Over the course of seven days, Walter Thirsk sees his hamlet unmade: the harvest blackened by smoke and fear, the new arrivals cruelly punished, and his neighbours held captive on suspicion of witchcraft. But something even darker is at the heart of his story, and he will be the only man left to tell it…

Told in Jim Crace’s hypnotic prose, Harvest evokes the tragedy of land pillaged and communities scattered, as England’s fields are irrevocably enclosed. Timeless yet singular, mythical yet deeply personal, this beautiful novel of one man and his unnamed village speaks for a way of life lost for ever.


Review

A story set in bygone days of a English village, the characters in this story go through hard times some involving that of arson and death.
The story is told with some great prose with metaphors and careful sentencing.
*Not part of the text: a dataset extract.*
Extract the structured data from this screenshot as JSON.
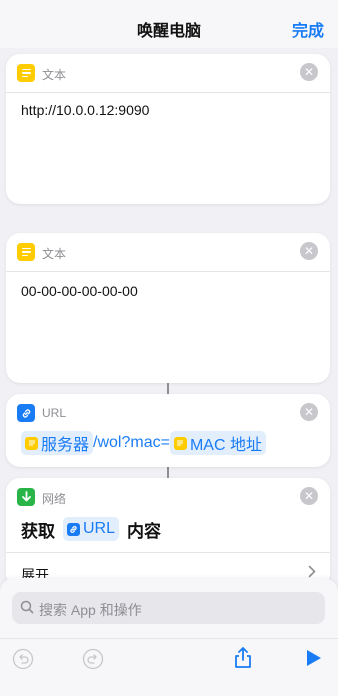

I felt a great sense of place and time in this story which is slow paced and successfully kept me reading on. A memorable story to be consumed in a few readings.

“As I’ve said, we are not a hurtful people. We are, though, fearful, proud and dutiful. We do what must be done.”

“But, as I’ve said, these fields are far from anywhere, two days by post horse, three days by chariot, before you find a market square; we have no magistrate or constable; and Master Kent, our landowner, is just. And he is timid when it comes to laws and punishments.”

“..they took the castling lane beside the manor house and strode with devilry in their steps-the kind that can flourish only on a day when there’s no other work to do-toward the one remaining twist of smoke.”

“Secrets are like pregnancies hereabouts. You can hide them for a while but then they will start screaming.”

“I am holding my breath, not to he discovered. How silent it has become, beyond the pelting rain. I fear there’s no one living anywhere. The night is ponderous. No owl or fox is keen to interrupt the darkness. It seems that even the trees have stopped their stretching and their creaking, their making wishes in the wind, to hold their breaths and stare like me toward the pillory.”

“A mighty storm of reckoning was on its way, if there was any justice in the world. The air was cracking with the retribution and damnation’s that, in my hearts of hearts, I knew that some of us deserved. I prayed that this was just a dream and that soon the couldn’t-care-less clamor of the sunrise birds would rouse me to another day, a better day, a bloodless one, one in which, despite my hand, I’d do my common duty and drag up a log or stone to make that short man tall. I prayed that time would turn back on its heels and surprise us with a sudden billowing of breath beneath the baling cloth.”